Se a questo punto cerchiamo di inquadrare brevemente l’eventuale corresponsabilità, soprattutto nel campo del diritto civile, del “fornitore di servizi” nei confronti del proprio Cliente, probabilmente – come si suole dire – ne potremmo “vedere delle belle”.

5.      Riflessi civilistici

Infatti, a prescindere da qualunque riferimento alle ipotesi penali sopra descritte, con ogni probabilità – qualora tale responsabilità non fosse stata preventivamente esclusa attraverso la sottoscrizione di apposite e chiare clausole contrattuali – si può individuare una responsabilità da parte del “fornitore di servizio” qualora questi non abbia adottato, anche ai sensi dell’art.2050 richiamato dall’art.15 del D.Lgs n.196/2003, tutte le cautele possibili affinché il danno non avvenisse.

In sostanza, di fatto esiste un obbligo nel fare in modo che siano utilizzati tutti gli strumenti messi a disposizione dalla tecnica (e quindi, nel caso specifico di erogazione di servizi a mezzo della rete internet) affinché l’utente – sia esso consumatore o utente professionale,  a questo punto la differenza non è sensibile – sia messo in grado di essere “sicuro” che il soggetto che eroghi un servizio sia veramente chi afferma di essere.

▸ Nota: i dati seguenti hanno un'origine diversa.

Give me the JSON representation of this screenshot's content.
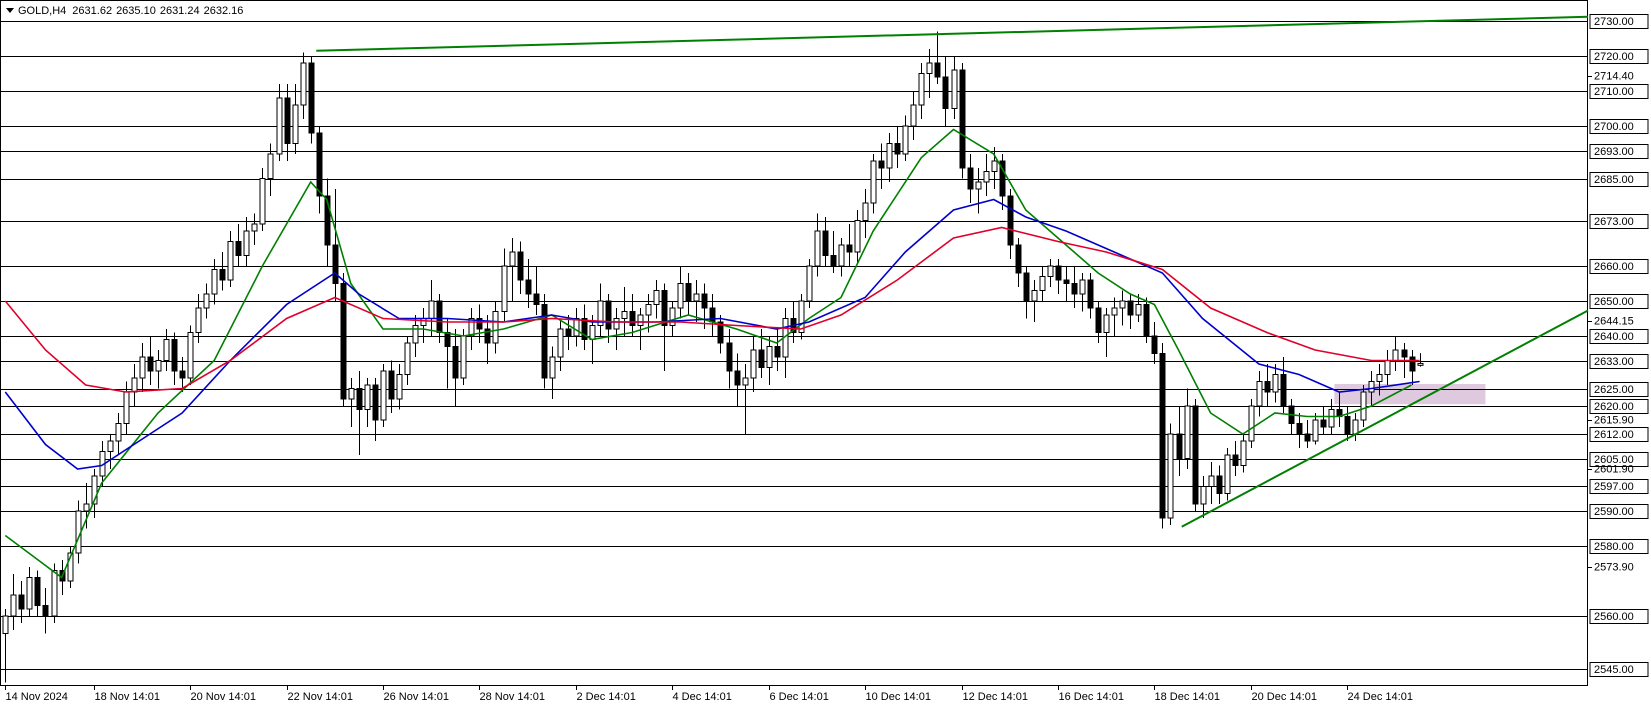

Infatti, come è sotto gli occhi di tutti, se adesso quando si paga con una carta di credito l’esercente esige un documento di riconoscimento (in realtà lo richiede perché il soggetto che eroga il servizio P.O.S. non si fa carico di “errori” dovuti alla sbadataggine dell’esercente), non si vede per quale motivo quando la medesima cosa accade per un servizio fornito attraverso internet non debba accadere la medesima cosa.

Conseguenza di ciò è la “necessità” di adottare sistemi di trasmissione cifrati (https), certificati digitali (rilasciati da soggetti che svolgano tale attività per legge, non certamente “fabbricati in casa”) che consentano di controllare che il titolare del sito al quale ci colleghiamo sia veramente chi afferma di essere, conferma incrociata delle informazioni visualizzate, e così via.

In caso contrario, stante anche l’inversione dell’onere della prova sancito dall’art.2050 c.c., vedo come ben difficile da sostenere la difesa di chi eroghi un servizio con modalità difformi da quelle appena individuate.

6.      Conclusioni

In conclusione, ancora una volta possiamo vedere come sia possibile tutelare la propria posizione attraverso il ricorso alla legge, in particolare anche a quella penale (il che vuol dire che si può far agire lo Stato invece che agire direttamente) ma è anche altrettanto vero che, mai come in questi casi, sarebbe molto meglio prevenire piuttosto che reprimere, per cui una sana prudenza nelle attività in rete, un preventivo controllo sulla effettiva identità di chi ci richiede delle informazioni (ovvero, certificato digitale del sito e quant’altro sia necessario per “confermare” che il sito sia quello che pretende di essere) potrebbe evitare tante inutili complicazioni.